2.5 Estudios hematológicos:

Su finalidad fue establecer el grupo sanguíneo y los antígenos HLA. Las pruebas no fueron concluyentes por lo escaso de la muestra.

Esqueleto del niño donde se observa la ausencia de fracturas u otras lesiones

3. Tercer estudio

En septiembre de 2003 entre el Hospital Clínico de la Universidad de Chile y el Museo Nacional de Historia Natural se acordó la realización de una serie de exámenes de control del estado de conservación del cuerpo del Niño.

Se utilizaron para ello los equipos de alta precisión del Centro de Imagenología del Hospital. Entre los exámenes realizados, destaca una tomografía multicorte y reconstrucciones del cuerpo del Niño en 3D.

Estos estudios han ahondado en el conocimiento de aspectos moleculares e imagenológicos, lo cual ha posibilitado la identificación del grupo sanguíneo y el ADN.

La tomografía multicorte ha hecho posible la obtención de cortes más finos y, con ello, la reconstrucción 3D de diversas secciones del cuerpo. La resonancia magnética no entregó ninguna respuesta, pero se espera que los avances de la tecnología aplicada a la investigación biomédica permitan conocer otros aspectos de la biología del cuerpo del niño.

Los estudios biomédicos realizados en 1954, 1982 y 2003 han contribuido al conocimiento y conservación del cuerpo del niño.

Resulta interesante destacar que muchos de los diagnósticos preliminares del primer estudio han sido confirmados y profundizados en investigaciones posteriores, gracias a la aplicación de nuevas tecnologías.

Detalle fotogramétrico del  lado derecho del Niño

4. Cuarto estudio, levantamiento fotogramétrico

La fotogrametría es una técnica para la reproducción de cartas geográficas. Sin embargo, en 1982, al conocerse que el Instituto Geográfico Militar había aplicado el levantamiento fotogramétrico al moai ubicado en la calle Alameda con buenos resultados, el Museo se puso en contacto con dicha institución y le solicitó realizar el levantamiento del cuerpo del Niño para reproducirlo a tamaño real.

Fue la primera vez que se ocupaba esta técnica para la medición de cuerpos humanos. Este levantamiento tuvo distintas finalidades, entre las que destacan comprobar en el tiempo la variación de su tamaño y poder realizar réplicas del cuerpo para su exhibición.
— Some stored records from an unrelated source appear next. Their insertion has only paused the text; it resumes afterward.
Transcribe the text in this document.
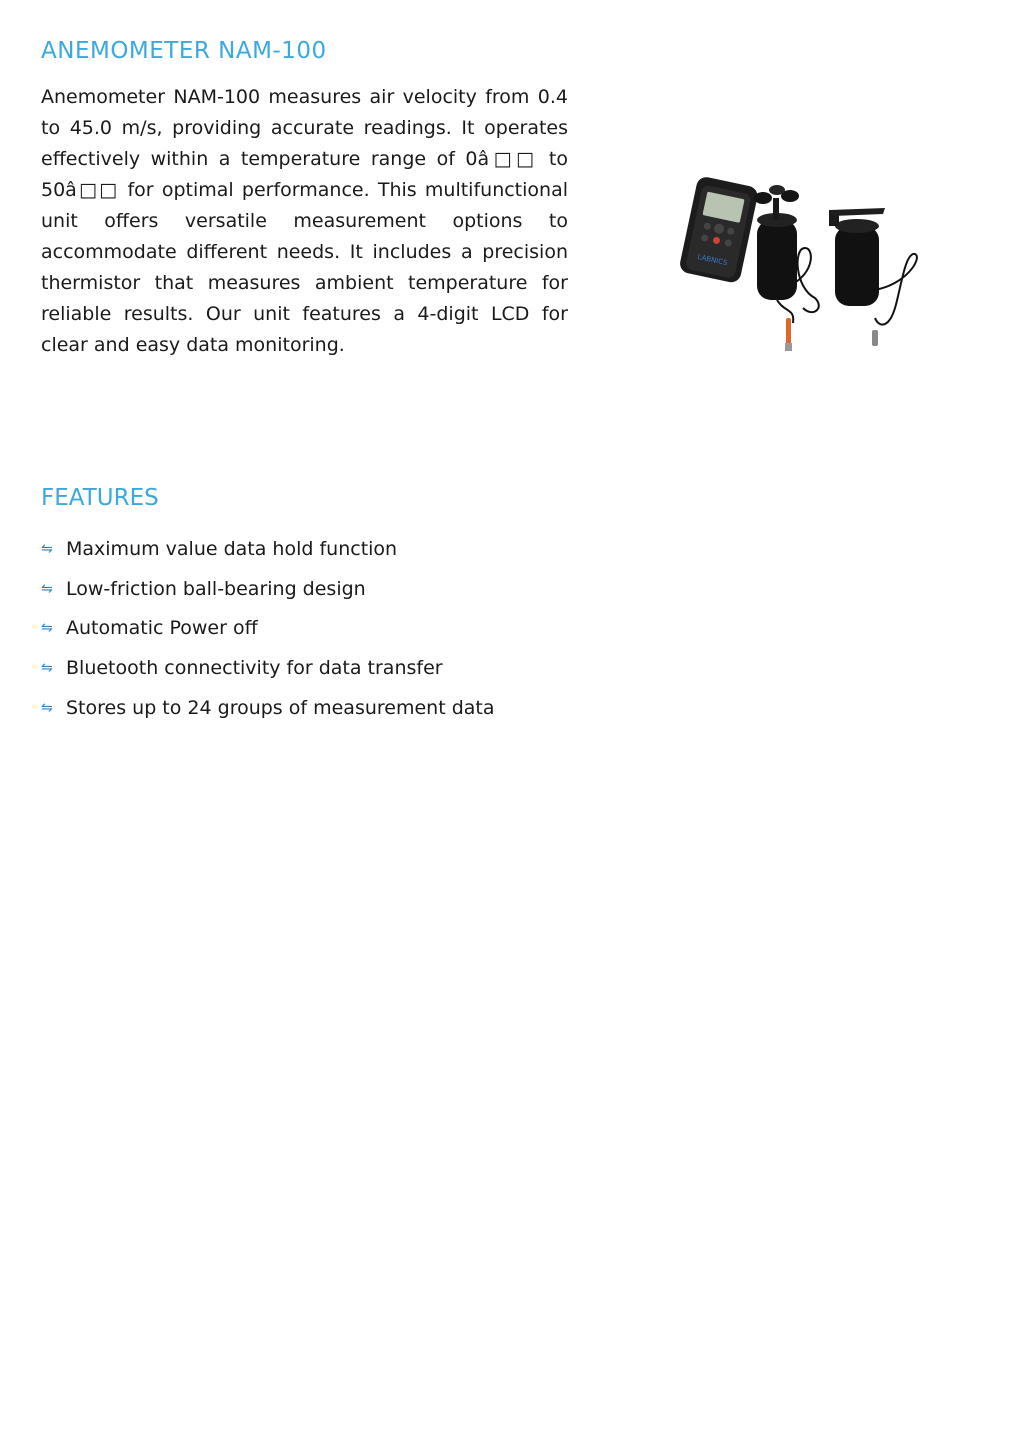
ANEMOMETER NAM-100

Anemometer NAM-100 measures air velocity from 0.4 to 45.0 m/s, providing accurate readings. It operates effectively within a temperature range of 0â□□ to 50â□□ for optimal performance. This multifunctional unit offers versatile measurement options to accommodate different needs. It includes a precision thermistor that measures ambient temperature for reliable results. Our unit features a 4-digit LCD for clear and easy data monitoring.

LABNICS
FEATURES
⇋ Maximum value data hold function
⇋ Low-friction ball-bearing design
⇋ Automatic Power off
⇋ Bluetooth connectivity for data transfer
⇋ Stores up to 24 groups of measurement data
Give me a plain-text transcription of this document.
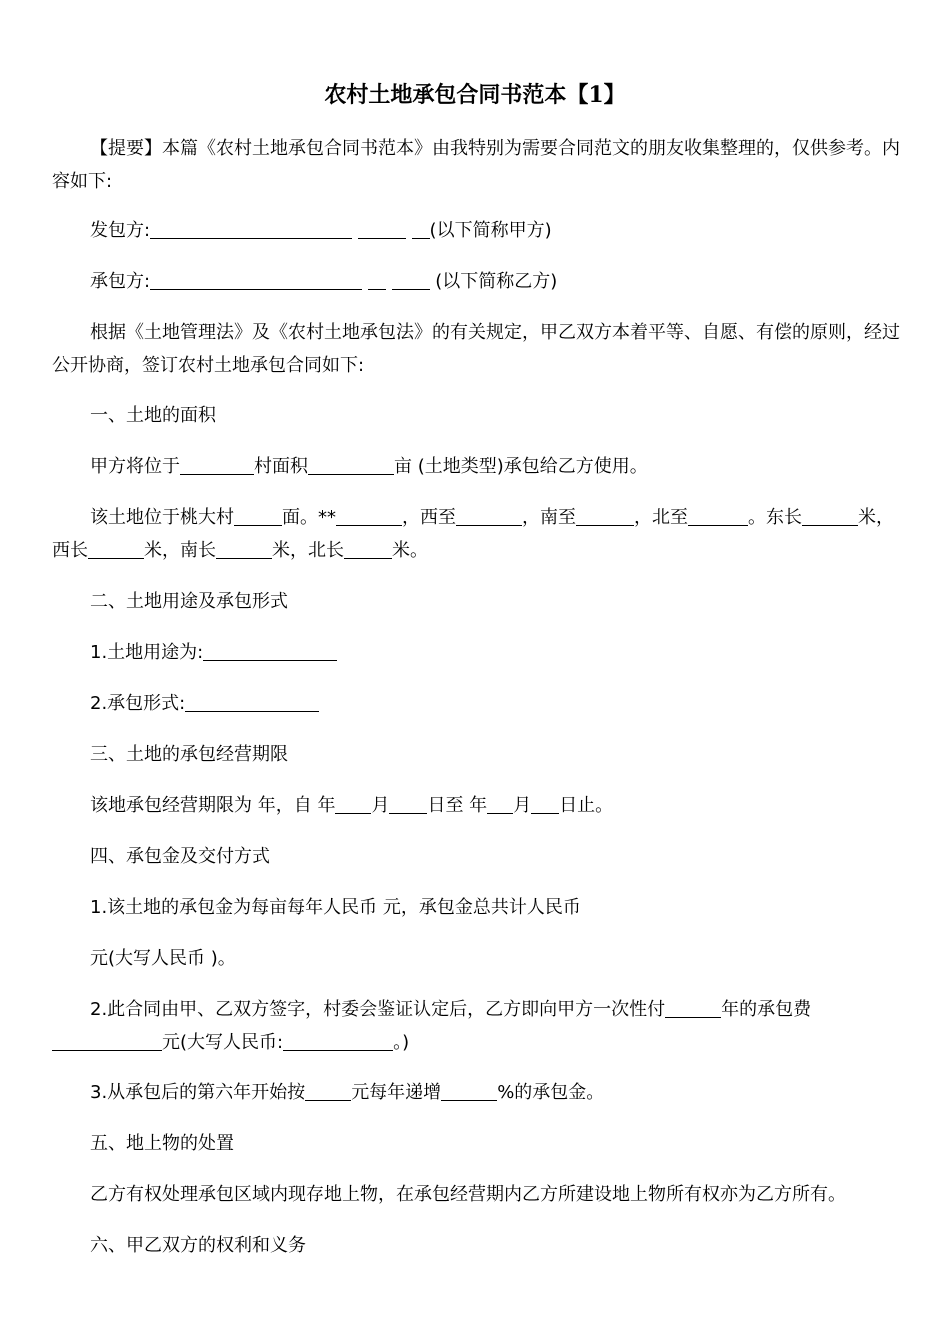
农村土地承包合同书范本【1】
【提要】本篇《农村土地承包合同书范本》由我特别为需要合同范文的朋友收集整理的，仅供参考。内容如下:
发包方:	(以下简称甲方)
承包方:	(以下简称乙方)
根据《土地管理法》及《农村土地承包法》的有关规定，甲乙双方本着平等、自愿、有偿的原则，经过公开协商，签订农村土地承包合同如下:
一、土地的面积
甲方将位于	村面积	亩 (土地类型)承包给乙方使用。
该土地位于桃大村	面。**	，西至	，南至	，北至	。东长	米，西长	米，南长	米，北长	米。
二、土地用途及承包形式
1.土地用途为:
2.承包形式:
三、土地的承包经营期限
该地承包经营期限为 年，自 年 月 日至 年 月 日止。
四、承包金及交付方式
1.该土地的承包金为每亩每年人民币 元，承包金总共计人民币
元(大写人民币 )。
2.此合同由甲、乙双方签字，村委会鉴证认定后，乙方即向甲方一次性付	年的承包费元(大写人民币:	。)
3.从承包后的第六年开始按	元每年递增	%的承包金。
五、地上物的处置
乙方有权处理承包区域内现存地上物，在承包经营期内乙方所建设地上物所有权亦为乙方所有。
六、甲乙双方的权利和义务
Seis láminas en las que se visualiza el cuerpo del niño desde diferentes ángulos fue el resultado. Con estos planos se puede lograr la reconstrucción del objeto patrimonial original en todos sus detalles y es también un testimonio de su estado de conservación y de posibles comparaciones en el tiempo. Este material además de ser un documento histórico es de gran utilidad para investigaciones y mediciones posteriores.